When you check weather as well on Costa Blanca - it is warmer in the winter then in the other parts of the Spain .
La Zenia Boulevard shopping center is great attraction for tourist that you will rent to.
Rent for tourist in  high season of 2 bed. flat might be around  400 E a week, easy to rented , but in the winter -- Jan/March- might be empty . Have in mind that nowadays,, by the law , you have to register your rental property and pay about 23 % tax.
Good luck , let me know if you have any questions . Cocozen .


----------



## stevesainty (Jan 7, 2011)

The whole Orihuela Costa area, Punta Prima, Playa Flamenca, La Zenia, Cabo Roig, etc. is ideal for a rental property. 

The road links are good and less than a hour to two airports, there is a regular local bus service which has two routes with connections to Torrevieja and therefore access to lots of areas much further afield. 
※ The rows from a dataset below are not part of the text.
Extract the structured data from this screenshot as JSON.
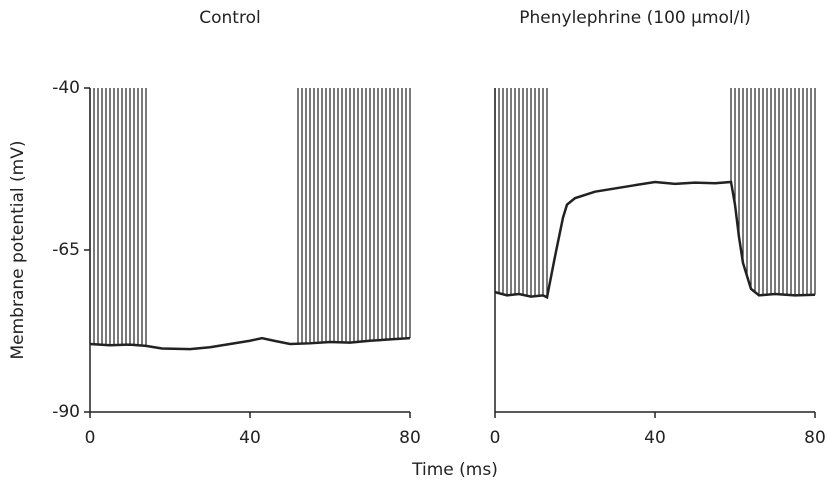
{
  "chart_data": [
    {
      "type": "line",
      "title": "Control",
      "ylabel": "Membrane potential (mV)",
      "xlabel": "Time (ms)",
      "xlim": [
        0,
        80
      ],
      "xticks": [
        0,
        40,
        80
      ],
      "ylim": [
        -90,
        -40
      ],
      "yticks": [
        -90,
        -65,
        -40
      ],
      "color": "#222222",
      "x": [
        0,
        5,
        10,
        14,
        18,
        25,
        30,
        35,
        40,
        43,
        46,
        50,
        55,
        60,
        65,
        70,
        75,
        80
      ],
      "values": [
        -79.5,
        -79.7,
        -79.6,
        -79.8,
        -80.2,
        -80.3,
        -80,
        -79.5,
        -79,
        -78.6,
        -79,
        -79.5,
        -79.4,
        -79.2,
        -79.3,
        -79,
        -78.8,
        -78.6
      ],
      "spike_x": [
        0,
        1,
        2,
        3,
        4,
        5,
        6,
        7,
        8,
        9,
        10,
        11,
        12,
        13,
        14,
        52,
        53,
        54,
        55,
        56,
        57,
        58,
        59,
        60,
        61,
        62,
        63,
        64,
        65,
        66,
        67,
        68,
        69,
        70,
        71,
        72,
        73,
        74,
        75,
        76,
        77,
        78,
        79,
        80
      ]
    },
    {
      "type": "line",
      "title": "Phenylephrine (100 μmol/l)",
      "xlim": [
        0,
        80
      ],
      "xticks": [
        0,
        40,
        80
      ],
      "ylim": [
        -90,
        -40
      ],
      "color": "#222222",
      "x": [
        0,
        3,
        6,
        9,
        12,
        13,
        15,
        17,
        18,
        20,
        25,
        30,
        35,
        40,
        45,
        50,
        55,
        59,
        60,
        61,
        62,
        64,
        66,
        70,
        75,
        80
      ],
      "values": [
        -71.5,
        -72,
        -71.8,
        -72.2,
        -72,
        -72.3,
        -66,
        -60,
        -58,
        -57,
        -56,
        -55.5,
        -55,
        -54.5,
        -54.8,
        -54.6,
        -54.7,
        -54.5,
        -58,
        -63,
        -67,
        -71,
        -72,
        -71.8,
        -72,
        -71.9
      ],
      "spike_x": [
        0,
        1,
        2,
        3,
        4,
        5,
        6,
        7,
        8,
        9,
        10,
        11,
        12,
        13,
        59,
        60,
        61,
        62,
        63,
        64,
        65,
        66,
        67,
        68,
        69,
        70,
        71,
        72,
        73,
        74,
        75,
        76,
        77,
        78,
        79,
        80
      ]
    }
  ]
}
There are lots and lots of properties for sale and so there are bargains to be had. The area is very multinational throughout the year, even more so in the summer when the Spanish from Madrid, Orihuela, & Elche visit their holiday homes. 

The whole area is teaming with bars and restaurants catering for all tastes. 

There are several fantastic, clean, well supervised beaches. There are local coach operators running daily excursions, including nights out in Benidorm returning in the early hours. 

The only downside is that although there is lots of competition the prices in the bars and restaurants are higher than in the non tourist areas a few kilometres inland, but still lots cheaper than UK. 

Also if you live in Orihuela Costa permanently, Orihuela City seems to treat the costa as a poor relation, spending very little on infrastructure even though garnishing a good income from suma and taxes.

You can practice your Spanish there but in all honesty you hardly ever have to speak anything but English.


----------